Language-Specific Neurons: The Key to Multilingual Capabilities in Large Language Models
- Tianyi Tang ,
- Wenyang Luo ,
- Haoyang Huang ,
- Dongdong Zhang ,
- Xiaolei Wang ,
- Xin Zhao ,
- Furu Wei ,
- Ji-Rong Wen
ACL 2024 |
Large language models (LLMs) demonstrate remarkable multilingual capabilities without being pre-trained on specially curated multilingual parallel corpora. It remains a challenging problem to explain the underlying mechanisms by which LLMs process multilingual texts. In this paper, we delve into the composition of Transformer architectures in LLMs to pinpoint language-specific regions.

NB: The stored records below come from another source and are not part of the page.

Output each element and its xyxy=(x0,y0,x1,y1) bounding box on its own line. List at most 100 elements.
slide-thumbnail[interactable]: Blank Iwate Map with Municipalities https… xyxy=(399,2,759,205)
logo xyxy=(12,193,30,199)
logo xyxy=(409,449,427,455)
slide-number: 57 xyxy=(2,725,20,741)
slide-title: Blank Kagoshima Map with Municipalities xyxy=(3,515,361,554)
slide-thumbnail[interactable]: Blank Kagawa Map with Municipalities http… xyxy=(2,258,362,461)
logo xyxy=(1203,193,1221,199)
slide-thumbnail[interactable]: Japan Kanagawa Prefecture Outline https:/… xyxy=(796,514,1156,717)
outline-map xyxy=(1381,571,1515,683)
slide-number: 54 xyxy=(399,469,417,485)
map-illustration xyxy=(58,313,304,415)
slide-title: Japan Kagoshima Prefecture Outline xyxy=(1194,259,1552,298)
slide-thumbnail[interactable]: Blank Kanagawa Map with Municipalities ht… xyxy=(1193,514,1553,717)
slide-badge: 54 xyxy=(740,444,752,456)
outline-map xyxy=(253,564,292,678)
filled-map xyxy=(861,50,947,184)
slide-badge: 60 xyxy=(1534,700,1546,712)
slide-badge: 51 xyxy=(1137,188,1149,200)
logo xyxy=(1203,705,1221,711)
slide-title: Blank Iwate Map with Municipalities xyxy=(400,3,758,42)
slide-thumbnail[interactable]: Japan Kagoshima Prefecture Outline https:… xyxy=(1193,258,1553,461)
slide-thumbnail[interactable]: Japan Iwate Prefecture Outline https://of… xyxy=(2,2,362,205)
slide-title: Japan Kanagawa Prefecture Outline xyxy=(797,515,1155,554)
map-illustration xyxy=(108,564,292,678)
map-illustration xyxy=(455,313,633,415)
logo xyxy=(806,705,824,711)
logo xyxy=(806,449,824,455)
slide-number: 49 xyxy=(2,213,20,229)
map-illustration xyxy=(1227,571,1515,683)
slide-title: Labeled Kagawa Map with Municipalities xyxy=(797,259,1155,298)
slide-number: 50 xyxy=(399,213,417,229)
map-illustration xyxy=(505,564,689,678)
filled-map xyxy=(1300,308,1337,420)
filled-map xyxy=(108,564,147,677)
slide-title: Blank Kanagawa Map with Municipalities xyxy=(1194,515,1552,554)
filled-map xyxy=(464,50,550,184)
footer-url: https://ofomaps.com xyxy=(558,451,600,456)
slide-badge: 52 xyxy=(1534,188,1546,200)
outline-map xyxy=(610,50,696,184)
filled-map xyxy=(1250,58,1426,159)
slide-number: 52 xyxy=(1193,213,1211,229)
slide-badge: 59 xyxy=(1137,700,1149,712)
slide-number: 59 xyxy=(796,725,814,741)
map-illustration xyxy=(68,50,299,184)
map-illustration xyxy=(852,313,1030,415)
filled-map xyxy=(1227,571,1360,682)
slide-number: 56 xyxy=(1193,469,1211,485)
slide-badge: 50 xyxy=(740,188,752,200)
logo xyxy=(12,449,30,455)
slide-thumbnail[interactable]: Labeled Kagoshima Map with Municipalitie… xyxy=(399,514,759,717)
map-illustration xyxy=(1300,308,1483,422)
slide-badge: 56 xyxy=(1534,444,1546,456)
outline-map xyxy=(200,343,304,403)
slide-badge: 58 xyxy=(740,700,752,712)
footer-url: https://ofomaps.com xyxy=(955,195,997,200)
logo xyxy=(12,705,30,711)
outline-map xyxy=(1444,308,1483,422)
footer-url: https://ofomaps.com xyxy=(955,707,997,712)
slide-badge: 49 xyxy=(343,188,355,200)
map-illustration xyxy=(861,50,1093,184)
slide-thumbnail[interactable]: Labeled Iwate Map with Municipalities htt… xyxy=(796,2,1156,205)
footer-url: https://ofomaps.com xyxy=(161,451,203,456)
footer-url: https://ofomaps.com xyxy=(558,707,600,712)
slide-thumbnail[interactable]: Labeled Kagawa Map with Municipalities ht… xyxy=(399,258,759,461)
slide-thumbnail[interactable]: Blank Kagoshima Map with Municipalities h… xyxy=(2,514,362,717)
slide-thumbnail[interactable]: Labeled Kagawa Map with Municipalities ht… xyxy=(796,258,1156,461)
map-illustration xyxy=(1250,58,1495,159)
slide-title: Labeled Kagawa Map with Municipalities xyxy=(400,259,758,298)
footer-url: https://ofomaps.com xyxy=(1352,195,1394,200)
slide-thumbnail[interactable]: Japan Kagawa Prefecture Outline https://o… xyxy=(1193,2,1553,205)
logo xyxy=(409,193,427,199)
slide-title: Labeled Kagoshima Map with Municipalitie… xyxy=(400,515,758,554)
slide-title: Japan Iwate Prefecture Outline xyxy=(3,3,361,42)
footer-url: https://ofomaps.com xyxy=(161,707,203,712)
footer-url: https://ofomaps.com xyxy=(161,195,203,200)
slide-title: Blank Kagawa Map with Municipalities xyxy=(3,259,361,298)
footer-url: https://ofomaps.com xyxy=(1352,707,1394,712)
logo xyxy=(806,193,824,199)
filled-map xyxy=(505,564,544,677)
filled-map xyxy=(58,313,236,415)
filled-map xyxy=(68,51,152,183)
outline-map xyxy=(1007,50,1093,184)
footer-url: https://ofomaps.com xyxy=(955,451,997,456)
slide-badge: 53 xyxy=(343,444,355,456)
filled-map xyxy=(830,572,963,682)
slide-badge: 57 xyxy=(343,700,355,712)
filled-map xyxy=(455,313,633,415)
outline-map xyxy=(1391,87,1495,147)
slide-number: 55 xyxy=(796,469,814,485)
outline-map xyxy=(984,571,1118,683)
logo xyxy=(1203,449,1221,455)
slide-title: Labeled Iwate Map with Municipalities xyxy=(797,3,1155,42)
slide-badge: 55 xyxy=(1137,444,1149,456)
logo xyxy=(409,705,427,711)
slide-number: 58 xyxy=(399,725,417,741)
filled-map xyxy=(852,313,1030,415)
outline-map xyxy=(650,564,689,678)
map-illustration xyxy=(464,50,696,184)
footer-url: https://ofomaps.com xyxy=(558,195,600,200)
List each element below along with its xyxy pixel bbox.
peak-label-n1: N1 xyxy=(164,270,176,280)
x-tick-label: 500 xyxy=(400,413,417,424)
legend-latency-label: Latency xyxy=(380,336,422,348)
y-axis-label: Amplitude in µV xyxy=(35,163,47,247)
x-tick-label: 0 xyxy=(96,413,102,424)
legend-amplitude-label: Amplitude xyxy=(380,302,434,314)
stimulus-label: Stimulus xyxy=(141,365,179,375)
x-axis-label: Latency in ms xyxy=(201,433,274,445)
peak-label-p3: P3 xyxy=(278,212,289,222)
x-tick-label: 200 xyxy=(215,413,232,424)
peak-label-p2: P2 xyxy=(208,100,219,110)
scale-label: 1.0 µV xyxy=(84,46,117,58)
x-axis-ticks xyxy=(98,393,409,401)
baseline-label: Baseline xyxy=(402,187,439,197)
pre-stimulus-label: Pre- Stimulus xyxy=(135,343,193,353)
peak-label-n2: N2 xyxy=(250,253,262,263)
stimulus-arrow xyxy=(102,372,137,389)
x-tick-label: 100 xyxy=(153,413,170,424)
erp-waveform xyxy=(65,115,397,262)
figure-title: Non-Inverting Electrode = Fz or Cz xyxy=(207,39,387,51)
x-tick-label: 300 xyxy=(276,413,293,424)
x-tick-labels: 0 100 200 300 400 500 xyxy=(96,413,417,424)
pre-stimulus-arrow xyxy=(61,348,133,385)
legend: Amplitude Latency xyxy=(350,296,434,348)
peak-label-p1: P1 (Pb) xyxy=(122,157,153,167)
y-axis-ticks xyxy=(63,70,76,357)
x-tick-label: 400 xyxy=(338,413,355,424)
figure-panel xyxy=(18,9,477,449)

Specially, we propose a novel detection method, language activation probability entropy (LAPE), to identify language-specific neurons within LLMs. Based on LAPE, we conduct comprehensive experiments on several representative LLMs, such as LLaMA-2, BLOOM, and Mistral. Our findings indicate that LLMs’ proficiency in processing a particular language is predominantly due to a small subset of neurons, primarily situated in the models’ top and bottom layers. Furthermore, we showcase the feasibility to”steer”the output language of LLMs by selectively activating or deactivating language-specific neurons. Our research provides important evidence to the understanding and exploration of the multilingual capabilities of LLMs.